"Während der Apartheid (1948-1994) bildeten Polizeiwillkür, rassistische Gesetze und vielfältige Formen struktureller Gewalt den Rahmen für die Akzeptanz von Gewalt als Machtmittel in allen Lebensbereichen."*
Die Zahlen sind alarmierend: Kriminelle Gewalt behindert die Entwicklung des Tourismus in Südafrika und ist auch immer wieder als Argument gegen die Abhaltung der Fussball-WM im Land am Kap genannt worden. Armut verbunden mit grossen sozialen Unterschieden führt überall auf der Welt zu einer hohen Verbrechensrate. Die hohe Gewaltbereitschaft in Südafrika ist aber auch eine Folge der Apartheid.

Die eigene Ohnmacht und Rechtlosigkeit angesichts von Willkür und Gewalt bildeten die demütigende Grunderfahrung der schwarzen Bevölkerung Südafrikas vor und während der Apartheid. Auf den Farmen waren Auspeitschungen üblich zur Disziplinierung. Gewalt als Machtmittel wurde von den burischen Vorarbeitern auch in den Minen des Witwatersrand eingesetzt. Dazu kam für Millionen die gewaltsame Vertreibung aus Dörfern und Wohngebieten, die Erfahrung polizeilicher Willkür und Grausamkeit. Schwarze Frauen
erfuhren die sexualisierte Machtausübung in Form von Vergewaltigungen, die im Allgemeinen straffrei blieben.
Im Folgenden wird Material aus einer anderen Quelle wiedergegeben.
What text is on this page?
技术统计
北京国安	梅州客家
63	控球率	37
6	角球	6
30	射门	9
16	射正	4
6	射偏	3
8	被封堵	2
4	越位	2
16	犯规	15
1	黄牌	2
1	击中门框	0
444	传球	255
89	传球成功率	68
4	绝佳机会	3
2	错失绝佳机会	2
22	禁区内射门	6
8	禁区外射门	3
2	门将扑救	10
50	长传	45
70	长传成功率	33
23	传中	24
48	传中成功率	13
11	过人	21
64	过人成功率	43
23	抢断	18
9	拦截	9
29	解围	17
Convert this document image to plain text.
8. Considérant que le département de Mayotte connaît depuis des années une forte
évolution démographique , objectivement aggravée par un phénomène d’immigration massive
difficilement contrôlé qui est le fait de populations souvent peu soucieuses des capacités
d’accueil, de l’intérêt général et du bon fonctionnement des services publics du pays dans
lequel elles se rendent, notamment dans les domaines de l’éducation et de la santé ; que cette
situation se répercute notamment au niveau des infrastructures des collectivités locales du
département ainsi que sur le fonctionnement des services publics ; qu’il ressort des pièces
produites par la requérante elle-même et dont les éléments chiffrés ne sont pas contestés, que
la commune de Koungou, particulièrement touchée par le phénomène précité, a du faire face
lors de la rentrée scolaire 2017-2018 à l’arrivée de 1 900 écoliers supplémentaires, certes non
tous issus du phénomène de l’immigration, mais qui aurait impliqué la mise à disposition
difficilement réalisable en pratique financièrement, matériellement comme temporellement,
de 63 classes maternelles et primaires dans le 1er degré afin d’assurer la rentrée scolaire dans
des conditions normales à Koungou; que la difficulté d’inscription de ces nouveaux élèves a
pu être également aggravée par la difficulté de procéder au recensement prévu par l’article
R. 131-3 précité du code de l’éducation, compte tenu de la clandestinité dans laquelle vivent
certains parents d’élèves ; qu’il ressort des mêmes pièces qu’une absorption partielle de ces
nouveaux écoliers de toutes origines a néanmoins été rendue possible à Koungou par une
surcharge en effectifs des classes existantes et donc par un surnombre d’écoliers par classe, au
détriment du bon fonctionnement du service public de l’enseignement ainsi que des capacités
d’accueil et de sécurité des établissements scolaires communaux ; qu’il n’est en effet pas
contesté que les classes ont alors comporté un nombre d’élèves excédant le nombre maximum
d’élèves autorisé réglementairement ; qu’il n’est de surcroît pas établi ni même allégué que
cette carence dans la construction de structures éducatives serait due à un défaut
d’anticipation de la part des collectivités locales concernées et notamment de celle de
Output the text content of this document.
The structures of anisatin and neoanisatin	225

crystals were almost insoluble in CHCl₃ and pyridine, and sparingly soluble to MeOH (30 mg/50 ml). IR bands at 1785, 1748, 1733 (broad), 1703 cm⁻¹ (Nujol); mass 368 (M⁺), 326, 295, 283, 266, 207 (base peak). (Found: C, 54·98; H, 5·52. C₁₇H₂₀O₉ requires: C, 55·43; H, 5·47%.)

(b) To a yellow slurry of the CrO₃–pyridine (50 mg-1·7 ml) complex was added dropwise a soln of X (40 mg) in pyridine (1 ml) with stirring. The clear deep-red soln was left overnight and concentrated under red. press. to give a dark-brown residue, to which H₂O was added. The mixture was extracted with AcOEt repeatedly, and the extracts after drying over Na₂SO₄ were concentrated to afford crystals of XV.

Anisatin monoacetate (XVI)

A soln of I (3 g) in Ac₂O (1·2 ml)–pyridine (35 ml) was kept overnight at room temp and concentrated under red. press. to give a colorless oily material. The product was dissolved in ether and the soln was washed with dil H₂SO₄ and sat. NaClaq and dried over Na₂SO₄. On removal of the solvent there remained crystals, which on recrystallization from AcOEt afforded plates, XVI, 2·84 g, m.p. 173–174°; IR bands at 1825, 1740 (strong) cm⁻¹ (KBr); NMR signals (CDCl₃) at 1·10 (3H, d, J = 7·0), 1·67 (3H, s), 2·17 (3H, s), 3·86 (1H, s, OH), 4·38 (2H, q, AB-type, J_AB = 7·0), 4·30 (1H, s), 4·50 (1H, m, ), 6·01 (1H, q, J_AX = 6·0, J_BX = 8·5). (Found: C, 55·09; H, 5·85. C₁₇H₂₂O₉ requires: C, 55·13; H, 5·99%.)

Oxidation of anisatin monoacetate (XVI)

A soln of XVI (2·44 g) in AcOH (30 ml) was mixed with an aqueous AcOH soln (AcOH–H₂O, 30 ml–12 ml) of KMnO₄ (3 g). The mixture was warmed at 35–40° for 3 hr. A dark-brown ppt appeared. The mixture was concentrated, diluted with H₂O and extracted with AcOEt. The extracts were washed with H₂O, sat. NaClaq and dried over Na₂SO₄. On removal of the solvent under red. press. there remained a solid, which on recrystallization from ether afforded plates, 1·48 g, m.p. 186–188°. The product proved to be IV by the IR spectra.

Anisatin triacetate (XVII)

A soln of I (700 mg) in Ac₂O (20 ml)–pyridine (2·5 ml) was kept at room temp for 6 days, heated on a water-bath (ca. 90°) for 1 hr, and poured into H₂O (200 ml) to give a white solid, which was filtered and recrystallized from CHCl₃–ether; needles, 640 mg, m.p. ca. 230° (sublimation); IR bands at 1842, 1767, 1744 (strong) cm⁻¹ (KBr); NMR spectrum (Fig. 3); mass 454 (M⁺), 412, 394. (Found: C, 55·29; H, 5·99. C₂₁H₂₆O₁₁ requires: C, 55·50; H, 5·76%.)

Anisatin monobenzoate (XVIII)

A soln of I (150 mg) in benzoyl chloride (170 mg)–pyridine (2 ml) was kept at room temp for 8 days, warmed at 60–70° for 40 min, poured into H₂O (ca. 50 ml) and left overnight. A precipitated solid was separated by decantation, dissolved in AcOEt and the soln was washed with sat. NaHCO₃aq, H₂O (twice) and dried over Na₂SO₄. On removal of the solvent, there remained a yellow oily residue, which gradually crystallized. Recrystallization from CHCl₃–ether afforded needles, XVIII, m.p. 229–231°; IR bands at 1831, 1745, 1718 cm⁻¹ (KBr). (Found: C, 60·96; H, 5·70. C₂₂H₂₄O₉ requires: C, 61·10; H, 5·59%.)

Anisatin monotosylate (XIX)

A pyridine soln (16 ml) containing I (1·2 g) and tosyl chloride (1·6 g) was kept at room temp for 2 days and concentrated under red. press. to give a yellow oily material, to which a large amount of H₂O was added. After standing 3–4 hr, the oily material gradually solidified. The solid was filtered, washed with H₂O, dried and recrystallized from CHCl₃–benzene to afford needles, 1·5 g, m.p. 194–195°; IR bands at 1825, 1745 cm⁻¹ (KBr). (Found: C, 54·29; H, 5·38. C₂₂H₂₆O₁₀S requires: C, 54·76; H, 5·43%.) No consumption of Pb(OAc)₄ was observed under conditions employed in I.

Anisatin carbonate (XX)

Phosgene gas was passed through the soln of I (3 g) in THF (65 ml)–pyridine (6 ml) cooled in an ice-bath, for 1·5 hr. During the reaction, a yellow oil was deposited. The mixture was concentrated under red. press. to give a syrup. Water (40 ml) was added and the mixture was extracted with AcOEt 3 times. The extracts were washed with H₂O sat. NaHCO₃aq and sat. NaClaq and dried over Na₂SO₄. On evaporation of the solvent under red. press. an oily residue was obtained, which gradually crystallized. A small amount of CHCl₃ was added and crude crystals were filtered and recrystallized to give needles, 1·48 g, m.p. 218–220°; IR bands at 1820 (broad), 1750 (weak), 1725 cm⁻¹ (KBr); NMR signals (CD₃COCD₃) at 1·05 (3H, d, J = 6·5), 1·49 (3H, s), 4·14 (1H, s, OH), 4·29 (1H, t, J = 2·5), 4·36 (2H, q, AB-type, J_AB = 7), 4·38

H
Eine weitere Grunderfahrung war die strukturelle Gewalt, die in der systematischen Benachteiligung der schwarzen Bevölkerung bestand. Dazu einige Beispiele: Die staatlichen Aufwendungen für Erziehung betrugen für ein schwarzes Kind bis zu zehn Mal weniger als für ein weisses. Auch die gesundheitliche Versorgung war für Schwarze weniger ausgebaut und qualitativ schlechter als für Weisse. Der schwarzen Bevölkerung wurde die südafrikanische Staatsbürgerschaft aberkannt, sie wurde zu BürgerInnen der künstlich geschaffenen Homelands gemacht, musste ihre Arbeitskraft aber nach wie vor im weissen Südafrika verkaufen. Die Folgen der Wanderarbeit waren tiefgreifend: Familien wurden auseinander gerissen, Kinder wuchsen ohne Väter auf, Ehepaare entfremdeten sich, die Prostitution nahm zu.

Durch hohe Gewaltbereitschaft zeichnete sich auch die Bevölkerung europäischer Abstammung aus. Be- sonders im burischen Milieu mit seiner patriarchalischen Ideologie war häusliche Gewalt gegen Frauen und Kinder weit verbreitet. Frauen galten als nicht voll Handlungsfähige, die unter der Vormundschaft ihrer Väter, Brüder und Ehemänner standen. Vergewaltigung in der Ehe wurde als Mittel der Disziplinierung und als Recht des Ehemannes betrachtet und nicht geahndet.

Die heutigen Erwachsenen sind in den 1980er und 1990er Jahren aufgewachsen, als das Leben in den Townships von kriegsähnlichen Verhältnissen geprägt war. Polizei und Sicherheitskräfte verhafteten Kinder und steckten sie ins Gefängnis. Die Wahrheitskommission TRC zeigte, dass Folter und Vergewaltigungen bei Verhören systematisch eingesetzt wurden. Auf der andern Seite kämpften Strassengangs und «Comrades» miteinander um die Kontrolle der Townships.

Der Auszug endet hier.